Add individual USGS project files to a directory

Description

Creates common project files like .gitignore, README.md. LICENSE.md, etc.#'

Usage

use_gitignore_usgs(home, additions = NULL, open = rlang::is_interactive())

use_readme_usgs(home, open = rlang::is_interactive())

use_readme_rmd_usgs(home, open = rlang::is_interactive())

use_license_usgs(home, open = rlang::is_interactive())

use_code_json_usgs(home, open = rlang::is_interactive())

use_disclaimer_provisional_usgs(home, open = rlang::is_interactive())

use_disclaimer_approved_usgs(home, open = rlang::is_interactive())

use_code_of_conduct_usgs(home, open = rlang::is_interactive())

use_contributing_usgs(home, repo_url = NULL, open = rlang::is_interactive())

use_changelog_usgs(home, open = rlang::is_interactive())

use_gitlab_mr_template_usgs(home, open = FALSE)

Arguments

home

chr, root directory of targets project.

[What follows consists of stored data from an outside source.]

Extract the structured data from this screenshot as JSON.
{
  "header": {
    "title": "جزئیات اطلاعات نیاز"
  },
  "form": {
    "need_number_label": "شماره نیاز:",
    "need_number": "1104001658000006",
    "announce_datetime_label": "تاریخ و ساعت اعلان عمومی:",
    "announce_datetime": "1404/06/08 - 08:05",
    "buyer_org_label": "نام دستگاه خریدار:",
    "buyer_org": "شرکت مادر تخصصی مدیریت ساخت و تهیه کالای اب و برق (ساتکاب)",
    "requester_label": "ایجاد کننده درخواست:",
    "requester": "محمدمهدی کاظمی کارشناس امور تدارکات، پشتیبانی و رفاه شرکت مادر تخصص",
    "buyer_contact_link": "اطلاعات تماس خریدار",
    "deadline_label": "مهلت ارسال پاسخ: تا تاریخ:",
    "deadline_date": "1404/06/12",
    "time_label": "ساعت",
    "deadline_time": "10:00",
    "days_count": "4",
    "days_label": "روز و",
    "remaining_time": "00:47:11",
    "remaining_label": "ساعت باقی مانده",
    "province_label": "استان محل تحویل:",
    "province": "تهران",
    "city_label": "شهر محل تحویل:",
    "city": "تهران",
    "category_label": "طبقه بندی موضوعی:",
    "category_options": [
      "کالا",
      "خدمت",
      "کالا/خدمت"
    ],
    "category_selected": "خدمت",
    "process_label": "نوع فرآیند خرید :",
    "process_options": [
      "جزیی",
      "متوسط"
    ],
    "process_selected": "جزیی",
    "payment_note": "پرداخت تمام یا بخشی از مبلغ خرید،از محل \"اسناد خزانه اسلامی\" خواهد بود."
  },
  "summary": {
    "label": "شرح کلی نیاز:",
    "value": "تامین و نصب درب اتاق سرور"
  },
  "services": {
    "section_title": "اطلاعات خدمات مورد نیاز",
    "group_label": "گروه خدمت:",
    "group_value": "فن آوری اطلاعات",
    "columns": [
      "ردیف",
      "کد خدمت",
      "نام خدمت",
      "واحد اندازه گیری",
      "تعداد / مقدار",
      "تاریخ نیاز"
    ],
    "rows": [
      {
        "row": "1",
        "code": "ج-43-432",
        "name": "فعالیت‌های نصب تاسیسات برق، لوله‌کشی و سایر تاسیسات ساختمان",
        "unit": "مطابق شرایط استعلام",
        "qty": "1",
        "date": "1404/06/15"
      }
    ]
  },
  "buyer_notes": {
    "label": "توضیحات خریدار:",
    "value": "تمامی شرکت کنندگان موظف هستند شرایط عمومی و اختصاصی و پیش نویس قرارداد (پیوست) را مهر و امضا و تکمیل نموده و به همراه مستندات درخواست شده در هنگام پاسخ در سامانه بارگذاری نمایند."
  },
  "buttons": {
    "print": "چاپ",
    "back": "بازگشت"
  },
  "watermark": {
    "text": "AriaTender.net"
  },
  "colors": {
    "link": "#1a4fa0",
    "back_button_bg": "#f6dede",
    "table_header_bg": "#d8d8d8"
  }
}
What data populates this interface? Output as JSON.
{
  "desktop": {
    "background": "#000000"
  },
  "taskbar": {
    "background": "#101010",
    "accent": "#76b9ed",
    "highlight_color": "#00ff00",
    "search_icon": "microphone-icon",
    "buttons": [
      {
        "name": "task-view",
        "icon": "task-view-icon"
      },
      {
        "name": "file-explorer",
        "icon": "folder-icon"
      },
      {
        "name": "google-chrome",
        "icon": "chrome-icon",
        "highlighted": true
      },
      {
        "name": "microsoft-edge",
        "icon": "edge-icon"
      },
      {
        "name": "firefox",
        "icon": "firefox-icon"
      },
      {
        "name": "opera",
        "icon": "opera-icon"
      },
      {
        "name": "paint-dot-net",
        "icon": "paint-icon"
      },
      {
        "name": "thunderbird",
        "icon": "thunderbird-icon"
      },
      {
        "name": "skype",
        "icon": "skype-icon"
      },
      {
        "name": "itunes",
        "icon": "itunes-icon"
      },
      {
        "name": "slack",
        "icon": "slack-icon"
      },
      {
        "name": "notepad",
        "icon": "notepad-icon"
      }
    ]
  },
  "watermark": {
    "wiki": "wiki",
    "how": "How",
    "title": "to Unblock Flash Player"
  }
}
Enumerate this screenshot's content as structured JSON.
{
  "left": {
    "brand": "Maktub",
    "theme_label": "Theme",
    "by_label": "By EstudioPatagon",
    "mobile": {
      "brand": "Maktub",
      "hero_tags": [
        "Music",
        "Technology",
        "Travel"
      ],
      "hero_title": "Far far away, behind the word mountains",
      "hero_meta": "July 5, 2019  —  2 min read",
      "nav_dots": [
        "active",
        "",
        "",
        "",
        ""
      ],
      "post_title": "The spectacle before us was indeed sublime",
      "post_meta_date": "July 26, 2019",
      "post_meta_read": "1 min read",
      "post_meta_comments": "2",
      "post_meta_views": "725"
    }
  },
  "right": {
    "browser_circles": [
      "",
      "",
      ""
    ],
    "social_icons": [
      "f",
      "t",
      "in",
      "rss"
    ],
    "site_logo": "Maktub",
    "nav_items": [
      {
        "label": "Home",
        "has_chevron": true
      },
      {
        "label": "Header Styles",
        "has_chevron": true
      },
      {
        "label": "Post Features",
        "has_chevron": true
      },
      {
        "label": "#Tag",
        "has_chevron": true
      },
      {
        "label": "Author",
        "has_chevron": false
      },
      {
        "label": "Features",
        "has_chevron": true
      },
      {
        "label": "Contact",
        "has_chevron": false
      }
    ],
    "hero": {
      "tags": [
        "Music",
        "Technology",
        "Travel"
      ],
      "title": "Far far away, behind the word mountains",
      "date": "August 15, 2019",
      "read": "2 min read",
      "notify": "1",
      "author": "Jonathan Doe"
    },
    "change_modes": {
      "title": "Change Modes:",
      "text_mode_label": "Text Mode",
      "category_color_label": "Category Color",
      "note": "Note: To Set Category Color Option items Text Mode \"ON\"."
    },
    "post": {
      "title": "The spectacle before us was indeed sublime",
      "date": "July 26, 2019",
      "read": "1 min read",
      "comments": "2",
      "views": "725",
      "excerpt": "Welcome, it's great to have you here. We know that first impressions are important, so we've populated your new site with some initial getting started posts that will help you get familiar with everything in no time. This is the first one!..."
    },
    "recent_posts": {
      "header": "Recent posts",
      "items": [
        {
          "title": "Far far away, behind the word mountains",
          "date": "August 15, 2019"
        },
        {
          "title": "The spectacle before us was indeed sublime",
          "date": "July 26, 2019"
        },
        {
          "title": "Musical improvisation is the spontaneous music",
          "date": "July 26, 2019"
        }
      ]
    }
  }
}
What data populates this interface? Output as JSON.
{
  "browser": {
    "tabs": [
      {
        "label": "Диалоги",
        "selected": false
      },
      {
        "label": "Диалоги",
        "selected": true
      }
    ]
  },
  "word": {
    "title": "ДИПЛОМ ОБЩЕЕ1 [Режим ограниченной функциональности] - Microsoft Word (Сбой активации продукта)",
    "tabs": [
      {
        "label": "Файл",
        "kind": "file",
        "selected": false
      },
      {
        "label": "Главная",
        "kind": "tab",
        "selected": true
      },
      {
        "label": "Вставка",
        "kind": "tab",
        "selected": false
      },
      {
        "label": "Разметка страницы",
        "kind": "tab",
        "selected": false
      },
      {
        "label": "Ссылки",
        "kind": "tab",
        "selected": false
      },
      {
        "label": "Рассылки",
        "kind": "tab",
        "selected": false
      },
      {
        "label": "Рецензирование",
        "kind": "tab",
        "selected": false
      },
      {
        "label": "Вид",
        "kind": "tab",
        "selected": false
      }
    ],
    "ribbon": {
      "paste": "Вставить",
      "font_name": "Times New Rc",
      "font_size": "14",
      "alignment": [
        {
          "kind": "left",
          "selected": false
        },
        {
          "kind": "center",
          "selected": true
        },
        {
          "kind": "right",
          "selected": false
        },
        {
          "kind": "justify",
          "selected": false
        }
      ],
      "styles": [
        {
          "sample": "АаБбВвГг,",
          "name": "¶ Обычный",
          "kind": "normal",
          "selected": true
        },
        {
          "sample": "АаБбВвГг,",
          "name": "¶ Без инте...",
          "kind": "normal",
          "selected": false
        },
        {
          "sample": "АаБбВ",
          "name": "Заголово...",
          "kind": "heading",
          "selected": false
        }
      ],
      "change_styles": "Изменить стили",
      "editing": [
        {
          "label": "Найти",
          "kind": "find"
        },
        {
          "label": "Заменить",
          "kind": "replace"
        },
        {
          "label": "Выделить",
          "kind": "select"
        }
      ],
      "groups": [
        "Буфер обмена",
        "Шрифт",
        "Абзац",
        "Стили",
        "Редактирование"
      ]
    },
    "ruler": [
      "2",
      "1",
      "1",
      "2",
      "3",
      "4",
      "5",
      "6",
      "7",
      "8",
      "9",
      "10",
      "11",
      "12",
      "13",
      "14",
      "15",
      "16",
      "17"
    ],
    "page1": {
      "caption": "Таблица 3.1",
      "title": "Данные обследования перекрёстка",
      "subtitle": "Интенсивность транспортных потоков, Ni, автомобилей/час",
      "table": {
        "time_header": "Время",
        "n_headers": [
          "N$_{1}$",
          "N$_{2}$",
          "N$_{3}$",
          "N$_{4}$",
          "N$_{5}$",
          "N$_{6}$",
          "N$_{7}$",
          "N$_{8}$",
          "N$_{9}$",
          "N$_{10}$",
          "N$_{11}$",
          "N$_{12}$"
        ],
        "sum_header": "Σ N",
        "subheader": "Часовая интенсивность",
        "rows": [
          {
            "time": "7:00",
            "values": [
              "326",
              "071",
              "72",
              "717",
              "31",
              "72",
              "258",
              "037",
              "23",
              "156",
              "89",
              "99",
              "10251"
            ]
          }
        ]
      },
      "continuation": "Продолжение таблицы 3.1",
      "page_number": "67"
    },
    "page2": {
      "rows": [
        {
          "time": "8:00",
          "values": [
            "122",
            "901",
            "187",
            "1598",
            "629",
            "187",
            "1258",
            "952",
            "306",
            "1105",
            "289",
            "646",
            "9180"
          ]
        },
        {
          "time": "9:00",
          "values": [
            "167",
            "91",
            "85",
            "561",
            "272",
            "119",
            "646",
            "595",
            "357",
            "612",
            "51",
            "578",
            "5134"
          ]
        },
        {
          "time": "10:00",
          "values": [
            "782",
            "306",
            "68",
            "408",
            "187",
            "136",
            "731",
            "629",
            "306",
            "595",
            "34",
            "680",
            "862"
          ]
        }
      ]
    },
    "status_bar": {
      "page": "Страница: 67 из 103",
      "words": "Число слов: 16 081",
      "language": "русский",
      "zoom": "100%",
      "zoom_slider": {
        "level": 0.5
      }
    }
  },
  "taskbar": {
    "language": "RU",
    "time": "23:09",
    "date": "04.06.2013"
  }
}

To use the current working directory, use ".".

additions

chr vector, other files/directories to be added to .gitignore

open

lgl; whether to open the file for interactive editing

repo_url

chr, URL to Git repository. If NULL (default) a generic URL will be provided as a link to the repository in CONTRIBUTING.md. Otherwise, the issue page for repo_url will be used as the link.

Value

NULL invisibly

Examples

tmp <- tempdir()

use_gitignore_usgs(home = tmp,
                   additions = c("excluded_file.R",
                                 "excluded_dir",
                                 "*excluded_pattern*"))
# here are the contents of the .gitignore:
cat(readLines(file.path(tmp,".gitignore")), sep = "\n")

unlink(tmp, recursive = TRUE, force = TRUE)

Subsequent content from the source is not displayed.